Post Training Quantization Tools¶
To support int8 model deployment on mobile devices,we provide the universal post training quantization tools which can convert the float32 model to int8 model.
User Guide¶
Example with mobilenet, just need three steps.
1. Optimize model¶
./ncnnoptimize mobilenet.param mobilenet.bin mobilenet-opt.param mobilenet-opt.bin 0
2. Create the calibration table file¶
We suggest that using the verification dataset for calibration, which is more than 5000 images.
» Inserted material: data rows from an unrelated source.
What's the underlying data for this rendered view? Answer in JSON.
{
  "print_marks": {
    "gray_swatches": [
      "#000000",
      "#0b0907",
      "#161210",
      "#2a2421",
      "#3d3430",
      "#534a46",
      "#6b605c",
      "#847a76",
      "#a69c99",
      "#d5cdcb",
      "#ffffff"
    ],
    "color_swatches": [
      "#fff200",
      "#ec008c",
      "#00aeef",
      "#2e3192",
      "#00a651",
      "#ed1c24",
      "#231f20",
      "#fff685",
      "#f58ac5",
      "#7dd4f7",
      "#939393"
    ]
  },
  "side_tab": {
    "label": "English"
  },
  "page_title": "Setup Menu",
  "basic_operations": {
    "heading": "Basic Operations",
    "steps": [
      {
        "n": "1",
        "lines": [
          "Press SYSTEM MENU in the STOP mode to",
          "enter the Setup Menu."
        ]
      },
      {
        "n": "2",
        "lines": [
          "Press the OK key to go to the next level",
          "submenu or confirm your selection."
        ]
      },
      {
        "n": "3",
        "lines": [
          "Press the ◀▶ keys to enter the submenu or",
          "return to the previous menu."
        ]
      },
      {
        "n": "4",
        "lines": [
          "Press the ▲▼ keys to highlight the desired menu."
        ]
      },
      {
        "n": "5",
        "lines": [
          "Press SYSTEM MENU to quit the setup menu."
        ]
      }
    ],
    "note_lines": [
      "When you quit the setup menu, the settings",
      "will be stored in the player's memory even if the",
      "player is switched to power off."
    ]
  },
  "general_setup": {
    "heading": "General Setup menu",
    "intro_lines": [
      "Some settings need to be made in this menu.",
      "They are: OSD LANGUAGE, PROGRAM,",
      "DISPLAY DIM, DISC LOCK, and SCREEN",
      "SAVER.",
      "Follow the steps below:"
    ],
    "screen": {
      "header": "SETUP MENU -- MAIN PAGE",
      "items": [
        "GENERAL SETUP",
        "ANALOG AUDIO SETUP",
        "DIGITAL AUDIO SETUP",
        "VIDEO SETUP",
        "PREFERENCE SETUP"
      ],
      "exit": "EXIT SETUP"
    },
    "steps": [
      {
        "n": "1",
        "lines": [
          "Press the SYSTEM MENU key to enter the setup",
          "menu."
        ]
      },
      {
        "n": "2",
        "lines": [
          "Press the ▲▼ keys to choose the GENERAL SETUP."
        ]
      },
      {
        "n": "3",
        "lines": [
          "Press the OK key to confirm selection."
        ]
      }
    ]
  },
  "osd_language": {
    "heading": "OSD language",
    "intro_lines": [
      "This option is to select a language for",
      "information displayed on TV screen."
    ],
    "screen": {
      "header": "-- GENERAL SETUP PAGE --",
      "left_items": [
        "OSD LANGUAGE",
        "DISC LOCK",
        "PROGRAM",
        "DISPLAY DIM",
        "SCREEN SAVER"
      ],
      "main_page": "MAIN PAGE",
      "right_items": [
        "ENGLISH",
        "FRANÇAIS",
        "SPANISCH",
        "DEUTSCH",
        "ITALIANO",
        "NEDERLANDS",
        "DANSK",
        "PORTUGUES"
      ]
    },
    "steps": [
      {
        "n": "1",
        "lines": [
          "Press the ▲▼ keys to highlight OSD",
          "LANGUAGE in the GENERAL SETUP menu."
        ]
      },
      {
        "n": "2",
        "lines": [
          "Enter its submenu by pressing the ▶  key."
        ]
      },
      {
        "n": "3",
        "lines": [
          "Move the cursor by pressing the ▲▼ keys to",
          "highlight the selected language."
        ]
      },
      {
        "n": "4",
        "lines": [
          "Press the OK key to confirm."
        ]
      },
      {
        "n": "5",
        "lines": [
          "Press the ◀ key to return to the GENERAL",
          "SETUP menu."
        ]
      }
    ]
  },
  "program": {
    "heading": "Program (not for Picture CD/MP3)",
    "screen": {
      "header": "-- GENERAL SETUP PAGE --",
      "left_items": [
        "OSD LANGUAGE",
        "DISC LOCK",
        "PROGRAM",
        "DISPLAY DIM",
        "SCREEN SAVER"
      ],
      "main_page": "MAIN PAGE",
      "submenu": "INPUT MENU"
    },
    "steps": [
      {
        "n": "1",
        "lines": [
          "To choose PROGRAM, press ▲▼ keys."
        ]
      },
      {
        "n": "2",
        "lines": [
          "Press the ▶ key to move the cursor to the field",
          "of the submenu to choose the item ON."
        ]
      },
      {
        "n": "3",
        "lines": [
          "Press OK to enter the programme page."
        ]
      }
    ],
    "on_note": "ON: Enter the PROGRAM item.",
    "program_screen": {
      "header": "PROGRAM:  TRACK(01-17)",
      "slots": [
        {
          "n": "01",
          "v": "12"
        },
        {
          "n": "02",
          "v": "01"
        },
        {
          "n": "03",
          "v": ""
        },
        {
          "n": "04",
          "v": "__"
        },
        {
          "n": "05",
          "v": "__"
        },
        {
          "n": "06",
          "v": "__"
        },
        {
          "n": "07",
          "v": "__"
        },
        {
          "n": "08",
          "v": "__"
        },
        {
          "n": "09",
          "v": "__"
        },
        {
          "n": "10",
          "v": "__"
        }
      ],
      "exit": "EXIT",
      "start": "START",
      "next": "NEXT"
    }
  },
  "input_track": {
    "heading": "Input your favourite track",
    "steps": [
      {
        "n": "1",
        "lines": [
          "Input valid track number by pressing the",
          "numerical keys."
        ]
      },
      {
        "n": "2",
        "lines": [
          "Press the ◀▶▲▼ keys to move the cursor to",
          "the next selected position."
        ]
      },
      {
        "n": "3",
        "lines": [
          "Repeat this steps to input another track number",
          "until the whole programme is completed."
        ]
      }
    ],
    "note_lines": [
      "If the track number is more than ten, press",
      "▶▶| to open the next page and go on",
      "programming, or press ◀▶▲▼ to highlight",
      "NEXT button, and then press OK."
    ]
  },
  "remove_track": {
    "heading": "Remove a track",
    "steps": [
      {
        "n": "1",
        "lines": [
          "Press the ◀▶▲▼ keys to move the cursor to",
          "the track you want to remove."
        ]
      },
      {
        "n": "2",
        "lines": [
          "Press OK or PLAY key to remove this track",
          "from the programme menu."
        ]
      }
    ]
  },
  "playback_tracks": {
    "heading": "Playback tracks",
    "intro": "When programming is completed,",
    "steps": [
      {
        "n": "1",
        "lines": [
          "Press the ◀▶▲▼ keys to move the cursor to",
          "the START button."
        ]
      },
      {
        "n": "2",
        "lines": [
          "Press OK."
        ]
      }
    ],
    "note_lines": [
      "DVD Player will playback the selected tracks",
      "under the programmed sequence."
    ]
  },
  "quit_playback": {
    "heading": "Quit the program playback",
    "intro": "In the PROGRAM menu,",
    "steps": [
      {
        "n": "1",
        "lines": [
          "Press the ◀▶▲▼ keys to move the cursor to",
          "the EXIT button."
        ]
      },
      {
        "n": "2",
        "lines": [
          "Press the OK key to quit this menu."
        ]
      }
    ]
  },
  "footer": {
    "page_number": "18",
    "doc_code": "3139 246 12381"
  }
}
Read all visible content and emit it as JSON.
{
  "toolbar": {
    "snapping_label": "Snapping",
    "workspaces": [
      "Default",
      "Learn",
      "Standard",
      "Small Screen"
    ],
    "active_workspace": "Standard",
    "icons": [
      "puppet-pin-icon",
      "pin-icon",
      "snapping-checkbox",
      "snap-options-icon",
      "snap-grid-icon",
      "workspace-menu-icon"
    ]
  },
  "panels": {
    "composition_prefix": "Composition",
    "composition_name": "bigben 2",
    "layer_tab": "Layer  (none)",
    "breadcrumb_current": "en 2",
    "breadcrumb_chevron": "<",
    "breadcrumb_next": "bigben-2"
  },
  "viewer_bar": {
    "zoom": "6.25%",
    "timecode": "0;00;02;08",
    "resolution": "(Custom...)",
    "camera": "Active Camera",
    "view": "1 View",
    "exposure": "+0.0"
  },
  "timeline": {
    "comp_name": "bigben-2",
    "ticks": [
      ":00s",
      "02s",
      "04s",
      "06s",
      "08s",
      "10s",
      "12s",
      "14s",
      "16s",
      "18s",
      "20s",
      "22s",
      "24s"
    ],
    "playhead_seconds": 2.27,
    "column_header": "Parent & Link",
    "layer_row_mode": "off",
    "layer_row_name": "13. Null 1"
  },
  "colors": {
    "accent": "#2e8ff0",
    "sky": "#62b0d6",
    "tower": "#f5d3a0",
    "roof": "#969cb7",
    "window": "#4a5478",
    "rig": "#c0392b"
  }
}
Some imagenet sample images here https://github.com/nihui/imagenet-sample-images
find images/ -type f > imagelist.txt
./ncnn2table mobilenet-opt.param mobilenet-opt.bin imagelist.txt mobilenet.table mean=[104,117,123] norm=[0.017,0.017,0.017] shape=[224,224,3] pixel=BGR thread=8 method=kl
mean and norm are the values you passed to
Mat::substract_mean_normalize()
shape is the blob shape of your model
pixel is the pixel format of your model, image pixels will be converted to this type before
Extractor::input()
thread is the CPU thread count that could be used for parallel inference
method is the post training quantization algorithm, kl and aciq are currently supported
If your model has multiple input nodes, you can use multiple list files and other parameters
./ncnn2table mobilenet-opt.param mobilenet-opt.bin imagelist-bgr.txt,imagelist-depth.txt mobilenet.table mean=[104,117,123],[128] norm=[0.017,0.017,0.017],[0.0078125] shape=[224,224,3],[224,224,1] pixel=BGR,GRAY thread=8 method=kl
3. Quantize model¶
./ncnn2int8 mobilenet-opt.param mobilenet-opt.bin mobilenet-int8.param mobilenet-int8.bin mobilenet.table
use ncnn int8 inference¶
the ncnn library would use int8 inference automatically, nothing changed in your code
ncnn::Net mobilenet;
mobilenet.load_param("mobilenet-int8.param");
mobilenet.load_model("mobilenet-int8.bin");
mixed precision inference¶
Before quantize your model, comment the layer weight scale line in table file, then the layer will do the float32 inference
conv1_param_0 156.639840536
#conv1_param_0 156.639840536